Protecting Kubernetes Clusters from Resource Leaks
Find out how to prevent system instability by protecting the Kubernetes clusters you've created using Kubernetes Engine (OKE) from leaking resources.
The control plane of a Kubernetes cluster can become unstable when an application deployed on the cluster triggers unintended or uncontrolled resource creation. As compute and memory resources become exhausted, the cluster's performance and availability are severely impacted.
To maintain the availability of control planes, Kubernetes Engine can protect clusters you've created from such resource 'leakage' using a validating admission webhook named oke-resource-leak-protection.cluster.com
. A validating admission webhook is an HTTP callback that receives an admission request from kube-apiserver and sends a response of whether or not kube-apiserver should accept that request.
The oke-resource-leak-protection.cluster.com
webhook maintains a count of certain types of Kubernetes objects in the cluster. When the webhook receives an admission request for the creation of a new object of a given type, the webhook determines if creating the object would breach an internal limit for objects of that type.
By default, Kubernetes Engine creates the oke-resource-leak-protection.cluster.com
webhook in clusters that have ten or fewer worker nodes. The webhook:
- rejects requests to create additional pods, if the total number of pods in the cluster would exceed 10,000
- rejects requests to create additional secrets, if the total number of secrets in the cluster would exceed 2,000
When the oke-resource-leak-protection.cluster.com
webhook rejects requests to create objects, it issues an error message explaining why the creation request has been rejected, similar to the following:
Error from server: error when creating "nginx-pod.yaml": admission webhook "oke-resource-leak-protection.cluster.com" denied the request: OKE resource leak protection was engaged. Cluster has 10000 pods and the limit is 10000. See documentation for details.
The error message informs you of a potential resource leak. If you see this message, we recommend you take appropriate action before availability of the cluster's control plane is impacted. For example:
- If the additional object creation requests are not what you intended, examine application code to identify and address the cause of resource leakage.
- If the additional object creation requests are what you intended, disable the default resource leak detection and the validating admission webhook (see Disabling default resource leak detection).
As alternatives to (or in addition to) using the oke-resource-leak-protection.cluster.com
webhook to control object creation, you can also protect clusters from resource leaks by:
- creating your own validating admission webhooks (see ValidatingAdmissionWebhook in the Kubernetes documentation)
- applying Kubernetes resource quotas (see Resource Quotas in the Kubernetes documentation)

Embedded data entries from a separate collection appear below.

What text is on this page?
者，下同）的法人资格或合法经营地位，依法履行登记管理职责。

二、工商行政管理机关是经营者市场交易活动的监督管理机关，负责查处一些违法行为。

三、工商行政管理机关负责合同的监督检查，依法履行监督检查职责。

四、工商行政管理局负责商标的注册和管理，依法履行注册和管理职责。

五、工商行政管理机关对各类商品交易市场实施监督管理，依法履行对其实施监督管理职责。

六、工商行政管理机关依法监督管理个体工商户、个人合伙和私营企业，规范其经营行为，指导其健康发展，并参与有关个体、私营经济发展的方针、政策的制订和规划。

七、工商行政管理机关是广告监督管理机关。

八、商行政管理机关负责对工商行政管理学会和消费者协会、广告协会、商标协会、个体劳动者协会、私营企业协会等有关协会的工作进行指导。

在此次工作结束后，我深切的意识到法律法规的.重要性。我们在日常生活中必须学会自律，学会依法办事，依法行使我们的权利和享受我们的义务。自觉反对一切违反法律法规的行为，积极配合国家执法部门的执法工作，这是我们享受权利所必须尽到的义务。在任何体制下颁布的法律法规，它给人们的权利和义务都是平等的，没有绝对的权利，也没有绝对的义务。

- applying Kubernetes validating admission policies (see Validating Admission Policy in the Kubernetes documentation)
Disabling default resource leak detection
To disable resource leak detection and the Kubernetes Engine default validating admission webhook:
-
Change the value of the
Managed
annotation in theoke-resource-leak-protection
ConfigMap to specify that you don't want the default validating admission webhook to limit the number of objects in the cluster, by entering:kubectl -n kube-system annotate --overwrite configmap oke-resource-leak-protection Managed='false'
-
Remove the default validating admission webhook by entering:
kubectl delete validatingwebhookconfiguration oke-resource-leak-protection.oke.com
Re-enabling resource leak detection
To re-enable resource leak detection and the validating admission webhook, having previously disabled them:
-
Change the value of the
Managed
annotation in theoke-resource-leak-protection
ConfigMap to specify that you want the default validating admission webhook to resume limiting the number of objects in the cluster, by entering:kubectl -n kube-system annotate --overwrite configmap oke-resource-leak-protection Managed='true'
If the
oke-resource-leak-protection.oke.com
webhook doesn't already exist, it is created.